Installation and usage

For build and usage instructions, please refer to the documentation.

Support

Got a question? Please visit our discussion forum.

Authors and acknowledgements

Eradiate is developed by a core team consisting of Vincent Leroy, Sebastian Schunke, Nicolas Misk and Yves Govaerts.

Eradiate uses the Mitsuba 3 renderer, developed by the Realistic Graphics Lab, taking advantage of its Python interface and proven architecture, and extends it with components implementing numerical methods and models used in radiative transfer for Earth observation. The Eradiate team acknowledges Mitsuba creators and contributors for their work.

The development of Eradiate is funded by the Copernicus programme through a project managed by the European Space Agency (contract no 40000127201/19/I‑BG).
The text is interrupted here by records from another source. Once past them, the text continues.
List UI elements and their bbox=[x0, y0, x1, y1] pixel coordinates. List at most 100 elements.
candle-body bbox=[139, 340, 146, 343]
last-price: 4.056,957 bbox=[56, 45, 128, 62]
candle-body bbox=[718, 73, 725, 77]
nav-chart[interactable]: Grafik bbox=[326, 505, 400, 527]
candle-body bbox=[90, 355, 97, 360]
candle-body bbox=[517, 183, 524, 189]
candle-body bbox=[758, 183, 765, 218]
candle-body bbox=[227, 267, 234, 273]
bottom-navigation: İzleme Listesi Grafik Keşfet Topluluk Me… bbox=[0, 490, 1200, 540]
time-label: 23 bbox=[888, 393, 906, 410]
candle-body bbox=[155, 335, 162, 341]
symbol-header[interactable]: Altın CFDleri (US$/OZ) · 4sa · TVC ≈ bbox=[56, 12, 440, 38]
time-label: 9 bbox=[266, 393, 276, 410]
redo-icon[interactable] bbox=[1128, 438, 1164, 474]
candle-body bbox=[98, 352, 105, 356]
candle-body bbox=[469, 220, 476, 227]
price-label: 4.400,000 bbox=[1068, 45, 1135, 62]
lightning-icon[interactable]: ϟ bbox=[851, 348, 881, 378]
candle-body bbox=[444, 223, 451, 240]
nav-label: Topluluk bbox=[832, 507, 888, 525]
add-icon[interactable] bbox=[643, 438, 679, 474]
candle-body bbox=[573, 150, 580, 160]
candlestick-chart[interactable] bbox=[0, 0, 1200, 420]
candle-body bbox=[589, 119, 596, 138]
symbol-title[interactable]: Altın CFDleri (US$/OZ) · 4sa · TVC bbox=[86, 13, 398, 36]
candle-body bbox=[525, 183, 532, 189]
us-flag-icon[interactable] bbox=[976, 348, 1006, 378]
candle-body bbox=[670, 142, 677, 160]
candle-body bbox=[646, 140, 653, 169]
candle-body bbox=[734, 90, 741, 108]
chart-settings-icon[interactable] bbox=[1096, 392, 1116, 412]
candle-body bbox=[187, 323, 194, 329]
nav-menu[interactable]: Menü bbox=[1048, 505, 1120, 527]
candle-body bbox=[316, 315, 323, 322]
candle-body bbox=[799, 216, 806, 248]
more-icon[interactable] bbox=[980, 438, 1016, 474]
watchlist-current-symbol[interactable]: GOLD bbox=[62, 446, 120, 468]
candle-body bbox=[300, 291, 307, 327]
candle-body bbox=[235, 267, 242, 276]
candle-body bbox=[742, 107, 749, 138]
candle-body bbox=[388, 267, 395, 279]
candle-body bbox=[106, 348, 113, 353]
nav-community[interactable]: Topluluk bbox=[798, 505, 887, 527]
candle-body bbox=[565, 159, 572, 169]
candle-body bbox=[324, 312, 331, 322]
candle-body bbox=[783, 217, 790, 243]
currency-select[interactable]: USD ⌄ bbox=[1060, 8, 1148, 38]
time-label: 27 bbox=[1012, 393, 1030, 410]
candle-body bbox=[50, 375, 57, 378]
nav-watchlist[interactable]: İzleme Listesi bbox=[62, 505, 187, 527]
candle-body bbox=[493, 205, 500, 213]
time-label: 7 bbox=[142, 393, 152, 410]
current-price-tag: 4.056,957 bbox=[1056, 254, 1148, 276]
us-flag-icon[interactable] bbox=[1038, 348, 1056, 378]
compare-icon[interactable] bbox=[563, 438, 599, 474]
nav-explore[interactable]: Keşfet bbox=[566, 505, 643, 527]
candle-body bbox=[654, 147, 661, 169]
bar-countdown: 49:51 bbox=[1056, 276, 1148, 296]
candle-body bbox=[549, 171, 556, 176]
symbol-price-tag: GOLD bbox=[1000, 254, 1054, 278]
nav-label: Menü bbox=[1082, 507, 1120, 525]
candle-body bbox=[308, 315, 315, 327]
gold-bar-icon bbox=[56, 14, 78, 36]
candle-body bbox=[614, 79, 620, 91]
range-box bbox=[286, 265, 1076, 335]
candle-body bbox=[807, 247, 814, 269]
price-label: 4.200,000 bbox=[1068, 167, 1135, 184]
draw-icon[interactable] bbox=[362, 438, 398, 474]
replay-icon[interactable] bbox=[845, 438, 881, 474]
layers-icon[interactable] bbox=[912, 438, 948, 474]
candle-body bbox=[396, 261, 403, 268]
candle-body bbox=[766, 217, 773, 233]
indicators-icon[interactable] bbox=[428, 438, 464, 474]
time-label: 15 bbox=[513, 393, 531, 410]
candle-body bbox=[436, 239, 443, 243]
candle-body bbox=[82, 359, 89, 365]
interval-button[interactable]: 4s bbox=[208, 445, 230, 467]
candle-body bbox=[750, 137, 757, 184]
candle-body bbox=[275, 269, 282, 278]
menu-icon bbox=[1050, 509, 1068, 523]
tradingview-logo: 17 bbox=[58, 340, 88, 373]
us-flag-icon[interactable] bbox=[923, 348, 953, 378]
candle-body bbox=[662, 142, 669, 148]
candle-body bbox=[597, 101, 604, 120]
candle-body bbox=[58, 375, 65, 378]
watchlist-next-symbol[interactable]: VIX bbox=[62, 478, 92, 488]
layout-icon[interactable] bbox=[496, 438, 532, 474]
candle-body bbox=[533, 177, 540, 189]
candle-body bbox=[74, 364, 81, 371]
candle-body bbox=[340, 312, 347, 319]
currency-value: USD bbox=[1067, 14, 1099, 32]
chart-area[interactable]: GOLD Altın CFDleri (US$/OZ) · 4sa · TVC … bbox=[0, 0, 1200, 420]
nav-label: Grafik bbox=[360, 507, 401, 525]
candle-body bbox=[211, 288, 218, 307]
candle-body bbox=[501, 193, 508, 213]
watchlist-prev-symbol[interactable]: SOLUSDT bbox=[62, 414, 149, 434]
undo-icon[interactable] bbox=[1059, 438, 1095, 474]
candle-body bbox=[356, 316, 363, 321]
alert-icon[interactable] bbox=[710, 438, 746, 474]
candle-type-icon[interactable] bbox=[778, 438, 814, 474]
The design phase was funded by the MetEOC-3 project (EMPIR grant 16ENV03).

Citing Eradiate

The most general citation is as follows:

@software{Eradiate,
    author = {Leroy, Vincent and Nollet, Yvan and Schunke, Sebastian and Misk, Nicolas and Govaerts, Yves},
    license = {LGPL-3.0},
    title = {Eradiate radiative transfer model},
    url = {https://github.com/eradiate/eradiate},
    doi = {10.5281/zenodo.7224314},
    year = {2024}
}

If you want to reference a specific version, you can update the previous citation with doi, year and version fields populated with metadata retrieved from our Zenodo records. Example:

@software{Eradiate,
    author = {Leroy, Vincent and Nollet, Yvan and Schunke, Sebastian and Misk, Nicolas and Govaerts, Yves},
    license = {LGPL-3.0},
    title = {Eradiate radiative transfer model},
    url = {https://github.com/eradiate/eradiate},
    doi = {10.5281/zenodo.10411036},
    year = {2023},
    version = {0.25.0},
}

License

Eradiate is free software licensed under the GNU Lesser General Public License (v3).

Project status

Eradiate is actively developed. It is beta software.